Taylor concluded the unpaid after-hours work at Dunbar's residence was "an apparent misuse by the director of his position," according to state law that forbids public employees from using their position "to secure a special privilege" or benefit.
Dunbar agreed to not have any city employees at his home "unless directed by another department."
Taylor also investigated the history of employees hiring Parks and Recreation support specialist Lyle Adams, who owns an electrical repair business, for paid work.

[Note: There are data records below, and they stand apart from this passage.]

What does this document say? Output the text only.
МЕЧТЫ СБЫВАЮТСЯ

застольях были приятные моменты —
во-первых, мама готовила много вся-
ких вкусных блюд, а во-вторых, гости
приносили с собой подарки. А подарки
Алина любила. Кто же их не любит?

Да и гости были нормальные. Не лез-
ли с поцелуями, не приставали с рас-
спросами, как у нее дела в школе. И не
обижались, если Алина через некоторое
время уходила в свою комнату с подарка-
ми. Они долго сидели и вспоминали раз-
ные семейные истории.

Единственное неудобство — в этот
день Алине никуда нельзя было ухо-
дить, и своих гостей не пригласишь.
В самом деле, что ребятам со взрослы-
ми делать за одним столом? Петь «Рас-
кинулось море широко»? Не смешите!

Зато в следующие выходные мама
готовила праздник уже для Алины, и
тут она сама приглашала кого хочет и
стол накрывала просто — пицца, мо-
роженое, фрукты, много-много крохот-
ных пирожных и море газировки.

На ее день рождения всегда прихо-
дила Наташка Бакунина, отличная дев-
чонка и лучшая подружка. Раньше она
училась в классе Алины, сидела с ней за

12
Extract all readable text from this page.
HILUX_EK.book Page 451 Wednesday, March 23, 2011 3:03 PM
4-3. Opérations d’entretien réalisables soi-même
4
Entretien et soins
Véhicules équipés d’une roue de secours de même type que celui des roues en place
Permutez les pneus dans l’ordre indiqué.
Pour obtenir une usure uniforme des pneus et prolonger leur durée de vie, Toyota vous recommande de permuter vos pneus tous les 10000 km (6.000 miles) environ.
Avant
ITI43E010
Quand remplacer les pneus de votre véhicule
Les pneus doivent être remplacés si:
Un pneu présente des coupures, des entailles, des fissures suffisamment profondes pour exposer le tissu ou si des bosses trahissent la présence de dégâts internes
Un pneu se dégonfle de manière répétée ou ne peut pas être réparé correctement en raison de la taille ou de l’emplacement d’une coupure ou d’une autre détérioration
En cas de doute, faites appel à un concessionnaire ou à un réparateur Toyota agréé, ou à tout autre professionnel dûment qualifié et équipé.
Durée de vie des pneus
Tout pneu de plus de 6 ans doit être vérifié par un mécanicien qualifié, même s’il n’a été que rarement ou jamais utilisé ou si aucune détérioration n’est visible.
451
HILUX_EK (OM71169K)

Dunbar provided two cancelled checks to show he hired Adams for a $525 job in August and a $200 job in October. The two other Parks and Recreation employees told Taylor they paid Adams in cash and had no receipts. Some of the interviewees referred to Adams as the "community electrician" who owns a business and performs electrical work for employees throughout the city.
Taylor did not find the hiring of a city employee by employees and managers outside of work hours violates state law but said a conflict of interest "may exist" under city policy that prohibits activity that places employees or the city "in an equivocal, embarrassing or ethically questionable position" and "reflect on the integrity of the city."
Adams told Taylor that Dunbar never instructed him to do personal work for him on city time and never asked for discounts.
Dunbar responded by stating the entire Parks and Recreation Department leadership team will discontinue hiring city employees for paid work, even though Taylor didn't explicitly recommend that measure.